To sum up, passing functions in Java is now almost completely normal. But only through the slickest of hacks on Java's real system, which is a mess.

Java's system lives on in C#. sort can take a function as input, but it can also take a subclass of the Comparator interface.


Basic Java enums work as usual:

// basic enum:
enum color { RED,GREEN,BLUE; }
color c1 = color.RED; // note how the type goes in front

Then Java goes further and allows you to add extra data to enums, which is normally a scripting language trick. The extra data goes in parens after each enum value:

enum color {
  // extra data goes in parens after each:
  RED(3.2), GREEN(4.7), BLUE(6.8);

  // the name for each color's value:
  public double prettyness;  
  // auto-run constructor sets prettyness for each color:
  color(double val) { prettyness=val; }

color c1=color.RED; c1.prettyness; // 3.2
color.BLUE.prettyness; // 6.8

Java actually creates each color as an instance (just as simply an int). The funny stuff with prettyness and the constructor is about naming and installing the values (3.2, 4.7 and such) into each enum item. Use it like color.RED.prettyness.

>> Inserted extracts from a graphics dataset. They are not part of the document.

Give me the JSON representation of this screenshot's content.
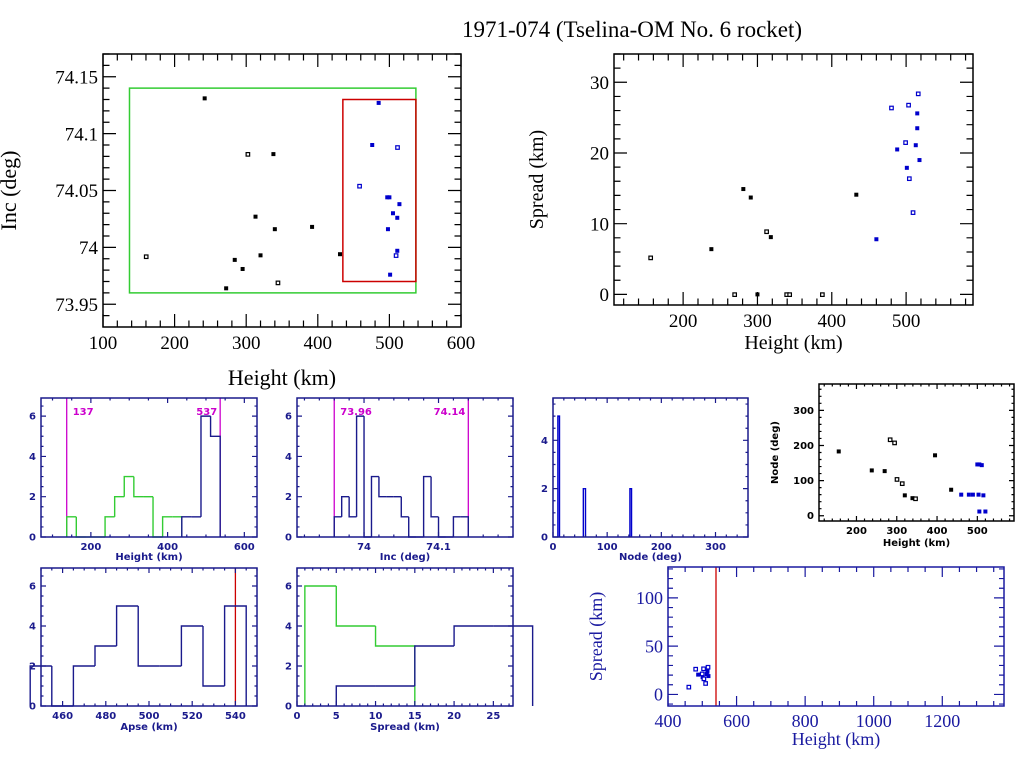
{
  "title": "1971-074 (Tselina-OM No. 6 rocket)",
  "colors": {
    "black": "#000000",
    "blue": "#0000cc",
    "navy": "#1a1a8c",
    "green": "#33cc33",
    "red": "#cc0000",
    "magenta": "#cc00cc"
  },
  "chart_data": [
    {
      "type": "scatter",
      "xlabel": "Height (km)",
      "ylabel": "Inc (deg)",
      "xlim": [
        100,
        600
      ],
      "ylim": [
        73.93,
        74.17
      ],
      "xticks": [
        "100",
        "200",
        "300",
        "400",
        "500",
        "600"
      ],
      "xtick_values": [
        100,
        200,
        300,
        400,
        500,
        600
      ],
      "xminor": 20,
      "yticks": [
        "73.95",
        "74",
        "74.05",
        "74.1",
        "74.15"
      ],
      "ytick_values": [
        73.95,
        74,
        74.05,
        74.1,
        74.15
      ],
      "yminor": 0.01,
      "boxes": [
        {
          "x": [
            137,
            537
          ],
          "y": [
            73.96,
            74.14
          ],
          "color": "#33cc33"
        },
        {
          "x": [
            435,
            537
          ],
          "y": [
            73.97,
            74.13
          ],
          "color": "#cc0000"
        }
      ],
      "series": [
        {
          "color": "#000000",
          "points": [
            [
              242,
              74.131
            ],
            [
              338,
              74.082
            ],
            [
              313,
              74.027
            ],
            [
              340,
              74.016
            ],
            [
              392,
              74.018
            ],
            [
              284,
              73.989
            ],
            [
              320,
              73.993
            ],
            [
              295,
              73.981
            ],
            [
              272,
              73.964
            ],
            [
              431,
              73.994
            ]
          ],
          "open_points": [
            [
              302,
              74.082
            ],
            [
              160,
              73.992
            ],
            [
              344,
              73.969
            ]
          ]
        },
        {
          "color": "#0000cc",
          "points": [
            [
              485,
              74.127
            ],
            [
              476,
              74.09
            ],
            [
              497,
              74.044
            ],
            [
              500,
              74.044
            ],
            [
              514,
              74.038
            ],
            [
              505,
              74.03
            ],
            [
              511,
              74.026
            ],
            [
              498,
              74.016
            ],
            [
              511,
              73.997
            ],
            [
              501,
              73.976
            ]
          ],
          "open_points": [
            [
              511,
              74.088
            ],
            [
              458,
              74.054
            ],
            [
              509,
              73.993
            ]
          ]
        }
      ]
    },
    {
      "type": "scatter",
      "xlabel": "Height (km)",
      "ylabel": "Spread (km)",
      "xlim": [
        107,
        590
      ],
      "ylim": [
        -1.5,
        34
      ],
      "xticks": [
        "200",
        "300",
        "400",
        "500"
      ],
      "xtick_values": [
        200,
        300,
        400,
        500
      ],
      "xminor": 20,
      "yticks": [
        "0",
        "10",
        "20",
        "30"
      ],
      "ytick_values": [
        0,
        10,
        20,
        30
      ],
      "yminor": 2,
      "series": [
        {
          "color": "#000000",
          "points": [
            [
              238,
              6.4
            ],
            [
              281,
              14.9
            ],
            [
              291,
              13.7
            ],
            [
              318,
              8.1
            ],
            [
              300,
              0
            ],
            [
              433,
              14.1
            ]
          ],
          "open_points": [
            [
              156,
              5.2
            ],
            [
              312,
              8.9
            ],
            [
              269,
              0
            ],
            [
              339,
              0
            ],
            [
              343,
              0
            ],
            [
              387,
              0
            ]
          ]
        },
        {
          "color": "#0000cc",
          "points": [
            [
              460,
              7.8
            ],
            [
              488,
              20.5
            ],
            [
              501,
              17.9
            ],
            [
              513,
              21.1
            ],
            [
              515,
              25.6
            ],
            [
              515,
              23.5
            ],
            [
              518,
              19.0
            ]
          ],
          "open_points": [
            [
              480,
              26.4
            ],
            [
              499,
              21.5
            ],
            [
              503,
              26.8
            ],
            [
              504,
              16.4
            ],
            [
              509,
              11.6
            ],
            [
              516,
              28.4
            ]
          ]
        }
      ]
    },
    {
      "type": "bar",
      "xlabel": "Height (km)",
      "ylabel": "",
      "xlim": [
        70,
        633
      ],
      "ylim": [
        0,
        6.9
      ],
      "xticks": [
        "200",
        "400",
        "600"
      ],
      "xtick_values": [
        200,
        400,
        600
      ],
      "xminor": 50,
      "yticks": [
        "0",
        "2",
        "4",
        "6"
      ],
      "ytick_values": [
        0,
        2,
        4,
        6
      ],
      "yminor": 0.5,
      "vlines": [
        {
          "x": 137,
          "label": "137",
          "color": "#cc00cc"
        },
        {
          "x": 537,
          "label": "537",
          "color": "#cc00cc"
        }
      ],
      "series": [
        {
          "color": "#33cc33",
          "edges": [
            137,
            162,
            187,
            212,
            237,
            262,
            287,
            312,
            337,
            362,
            387,
            412,
            437
          ],
          "counts": [
            1,
            0,
            0,
            0,
            1,
            2,
            3,
            2,
            2,
            0,
            1,
            1
          ]
        },
        {
          "color": "#1a1a8c",
          "edges": [
            437,
            462,
            487,
            512,
            537
          ],
          "counts": [
            1,
            1,
            6,
            5
          ]
        }
      ]
    },
    {
      "type": "bar",
      "xlabel": "Inc (deg)",
      "ylabel": "",
      "xlim": [
        73.91,
        74.2
      ],
      "ylim": [
        0,
        6.9
      ],
      "xticks": [
        "74",
        "74.1"
      ],
      "xtick_values": [
        74,
        74.1
      ],
      "xminor": 0.02,
      "yticks": [
        "0",
        "2",
        "4",
        "6"
      ],
      "ytick_values": [
        0,
        2,
        4,
        6
      ],
      "yminor": 0.5,
      "vlines": [
        {
          "x": 73.96,
          "label": "73.96",
          "color": "#cc00cc"
        },
        {
          "x": 74.14,
          "label": "74.14",
          "color": "#cc00cc"
        }
      ],
      "series": [
        {
          "color": "#1a1a8c",
          "edges": [
            73.96,
            73.97,
            73.98,
            73.99,
            74.0,
            74.01,
            74.02,
            74.03,
            74.04,
            74.05,
            74.06,
            74.07,
            74.08,
            74.09,
            74.1,
            74.11,
            74.12,
            74.13,
            74.14
          ],
          "counts": [
            1,
            2,
            1,
            6,
            0,
            3,
            2,
            2,
            2,
            1,
            0,
            0,
            3,
            1,
            0,
            0,
            1,
            1
          ]
        }
      ]
    },
    {
      "type": "bar",
      "xlabel": "Node (deg)",
      "ylabel": "",
      "xlim": [
        0,
        360
      ],
      "ylim": [
        0,
        5.75
      ],
      "xticks": [
        "0",
        "100",
        "200",
        "300"
      ],
      "xtick_values": [
        0,
        100,
        200,
        300
      ],
      "xminor": 20,
      "yticks": [
        "0",
        "2",
        "4"
      ],
      "ytick_values": [
        0,
        2,
        4
      ],
      "yminor": 0.5,
      "series": [
        {
          "color": "#0000cc",
          "edges": [
            9,
            12
          ],
          "counts": [
            5
          ]
        },
        {
          "color": "#0000cc",
          "edges": [
            56,
            58,
            60
          ],
          "counts": [
            2,
            2
          ]
        },
        {
          "color": "#0000cc",
          "edges": [
            142,
            145
          ],
          "counts": [
            2
          ]
        }
      ]
    },
    {
      "type": "scatter",
      "xlabel": "Height (km)",
      "ylabel": "Node (deg)",
      "xlim": [
        107,
        591
      ],
      "ylim": [
        -15,
        375
      ],
      "xticks": [
        "200",
        "300",
        "400",
        "500"
      ],
      "xtick_values": [
        200,
        300,
        400,
        500
      ],
      "xminor": 20,
      "yticks": [
        "0",
        "100",
        "200",
        "300"
      ],
      "ytick_values": [
        0,
        100,
        200,
        300
      ],
      "yminor": 20,
      "series": [
        {
          "color": "#000000",
          "points": [
            [
              156,
              183
            ],
            [
              238,
              129
            ],
            [
              270,
              127
            ],
            [
              320,
              58
            ],
            [
              339,
              50
            ],
            [
              395,
              172
            ],
            [
              435,
              74
            ]
          ],
          "open_points": [
            [
              283,
              217
            ],
            [
              294,
              208
            ],
            [
              300,
              104
            ],
            [
              313,
              92
            ],
            [
              346,
              49
            ]
          ]
        },
        {
          "color": "#0000cc",
          "points": [
            [
              460,
              60
            ],
            [
              479,
              60
            ],
            [
              489,
              60
            ],
            [
              503,
              60
            ],
            [
              515,
              58
            ],
            [
              500,
              146
            ],
            [
              505,
              146
            ],
            [
              511,
              144
            ],
            [
              505,
              12
            ],
            [
              520,
              12
            ]
          ],
          "open_points": []
        }
      ]
    },
    {
      "type": "bar",
      "xlabel": "Apse (km)",
      "ylabel": "",
      "xlim": [
        450,
        550
      ],
      "ylim": [
        0,
        6.9
      ],
      "xticks": [
        "460",
        "480",
        "500",
        "520",
        "540"
      ],
      "xtick_values": [
        460,
        480,
        500,
        520,
        540
      ],
      "xminor": 5,
      "yticks": [
        "0",
        "2",
        "4",
        "6"
      ],
      "ytick_values": [
        0,
        2,
        4,
        6
      ],
      "yminor": 0.5,
      "vlines": [
        {
          "x": 540,
          "label": "",
          "color": "#cc0000"
        }
      ],
      "series": [
        {
          "color": "#1a1a8c",
          "edges": [
            445,
            455,
            465,
            475,
            485,
            495,
            505,
            515,
            525,
            535,
            545
          ],
          "counts": [
            2,
            0,
            2,
            3,
            5,
            2,
            2,
            4,
            1,
            5
          ]
        }
      ]
    },
    {
      "type": "bar",
      "xlabel": "Spread (km)",
      "ylabel": "",
      "xlim": [
        0,
        27.5
      ],
      "ylim": [
        0,
        6.9
      ],
      "xticks": [
        "0",
        "5",
        "10",
        "15",
        "20",
        "25"
      ],
      "xtick_values": [
        0,
        5,
        10,
        15,
        20,
        25
      ],
      "xminor": 1,
      "yticks": [
        "0",
        "2",
        "4",
        "6"
      ],
      "ytick_values": [
        0,
        2,
        4,
        6
      ],
      "yminor": 0.5,
      "series": [
        {
          "color": "#33cc33",
          "edges": [
            1,
            5,
            10,
            15
          ],
          "counts": [
            6,
            4,
            3
          ]
        },
        {
          "color": "#1a1a8c",
          "edges": [
            5,
            10,
            15,
            20,
            25,
            30
          ],
          "counts": [
            1,
            1,
            3,
            4,
            4
          ]
        }
      ]
    },
    {
      "type": "scatter",
      "xlabel": "Height (km)",
      "ylabel": "Spread (km)",
      "xlim": [
        400,
        1380
      ],
      "ylim": [
        -12,
        132
      ],
      "xticks": [
        "400",
        "600",
        "800",
        "1000",
        "1200"
      ],
      "xtick_values": [
        400,
        600,
        800,
        1000,
        1200
      ],
      "xminor": 50,
      "yticks": [
        "0",
        "50",
        "100"
      ],
      "ytick_values": [
        0,
        50,
        100
      ],
      "yminor": 10,
      "vlines": [
        {
          "x": 540,
          "label": "",
          "color": "#cc0000"
        }
      ],
      "series": [
        {
          "color": "#0000cc",
          "points": [
            [
              488,
              20.5
            ],
            [
              501,
              17.9
            ],
            [
              513,
              21.1
            ],
            [
              515,
              25.6
            ],
            [
              515,
              23.5
            ],
            [
              518,
              19.0
            ]
          ],
          "open_points": [
            [
              460,
              7.8
            ],
            [
              480,
              26.4
            ],
            [
              499,
              21.5
            ],
            [
              503,
              26.8
            ],
            [
              504,
              16.4
            ],
            [
              509,
              11.6
            ],
            [
              516,
              28.4
            ]
          ]
        }
      ]
    }
  ]
}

You can even give them member functions! We could add bool isPretty() { return prettyness>5; } then use it with if(c1.isPretty()).

Bizarrely, these extra values don't need to be const/final. Each color can change it's prettyness: color.BLUE.prettyness=14; is fine. It affects every reference to color.BLUE (obviously, since they all point to the same object).

Templates (Generics)

Java uses the restrictive form of template classes: the template type must be a class which you can't assume anything about. For example, oldEnough is illegal since it tries to use age (even if we only ever call it with age-having things):

static <T> boolean oldEnough(T t) { return t.age>=3; } // error -- what is age?

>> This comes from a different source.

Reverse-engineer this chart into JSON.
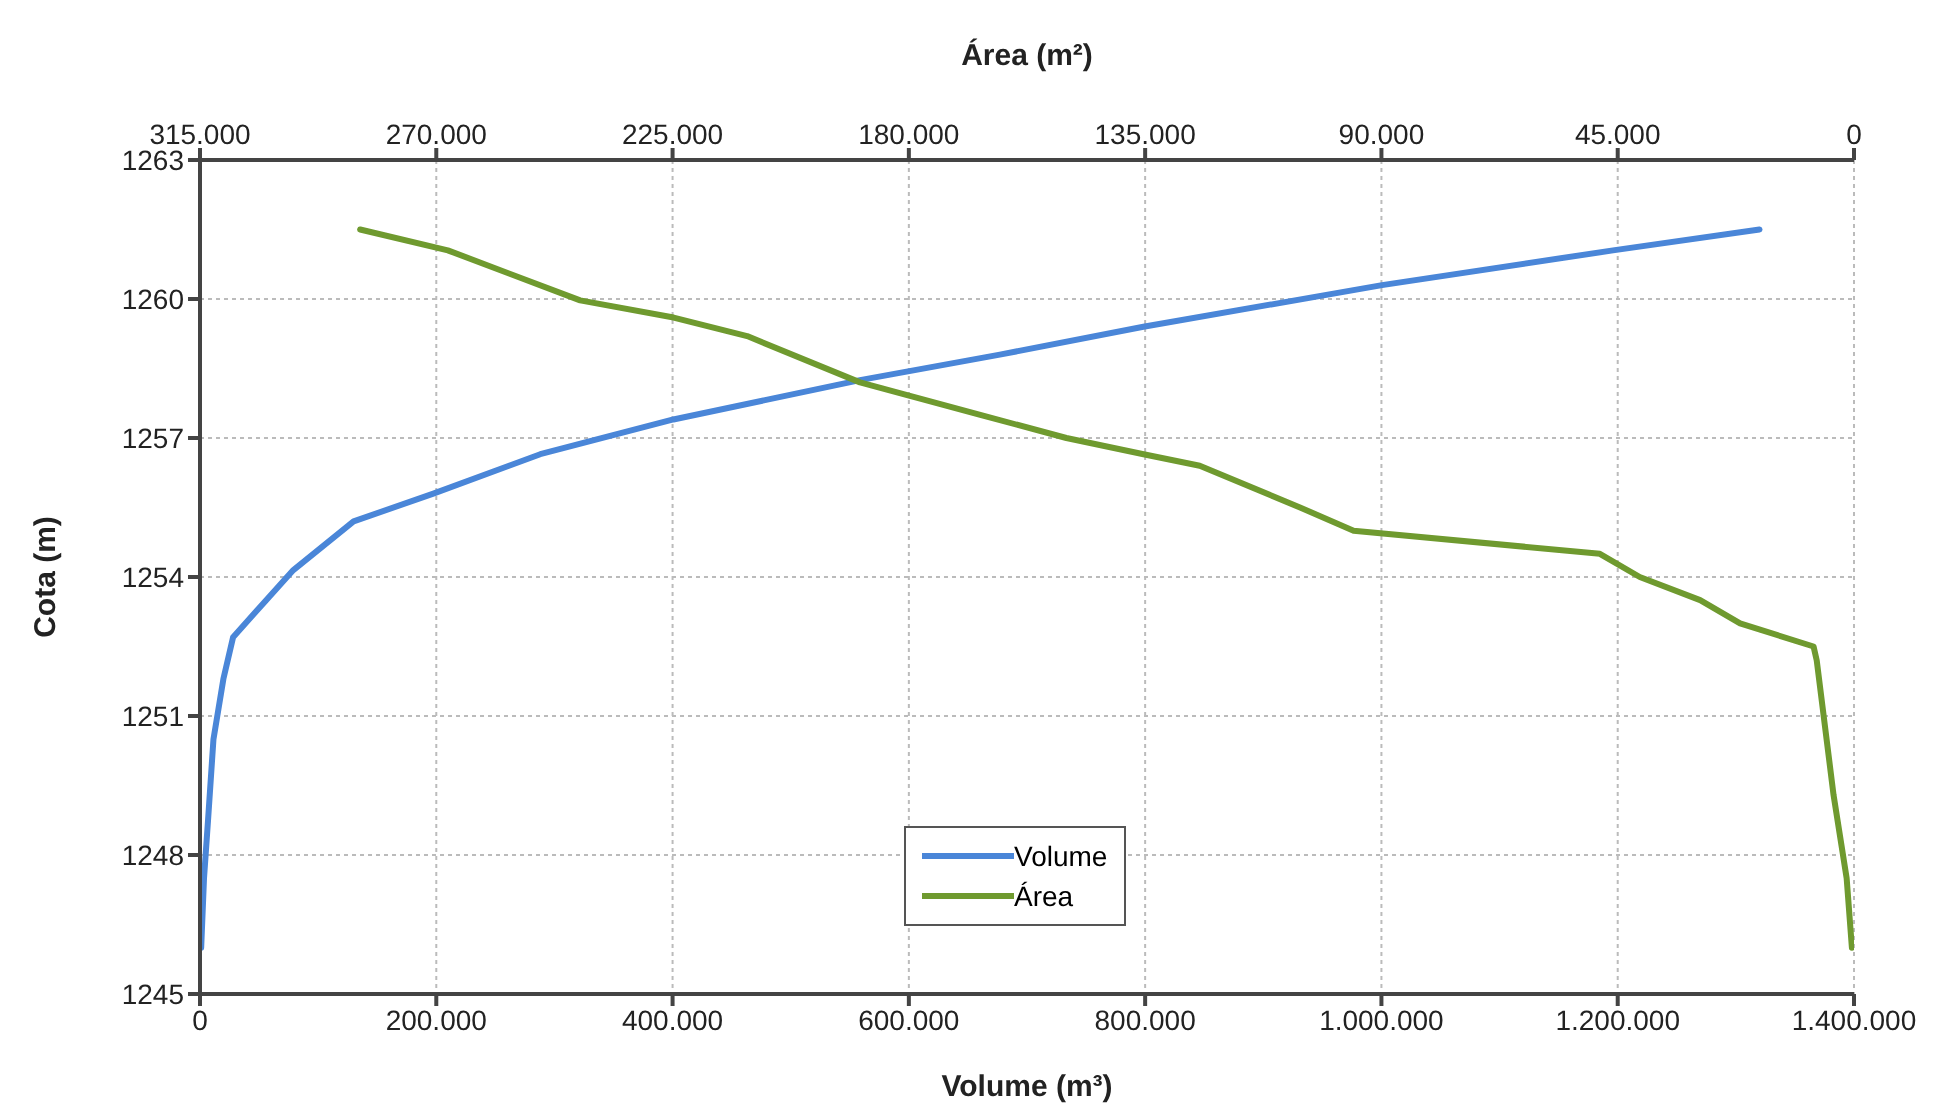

Notice how the template type goes in front of it all. That's different. When we use this trick for classes (such as ArrayList<T>) if goes after the name, like normal.

Templates let us use class features only if we specify a required parent class. This runs on anything inheriting from ageHaver:

class ageHaver { public int age; }

// legal age-having generic, taking any type inheriting from ageHaver:
static <T extends ageHaver> boolean oldEnough(T t) { return t.age>=3; }

That's not so useful since we could already do that using normal inheritance.

One last cool thing about templates is they don't really do anything. Everything in Java really takes just Objects anyway. For example, ArrayList<String> is a list of Objects. Java's type system only checks they have the required bits during compile time. The system is called Type Erasure.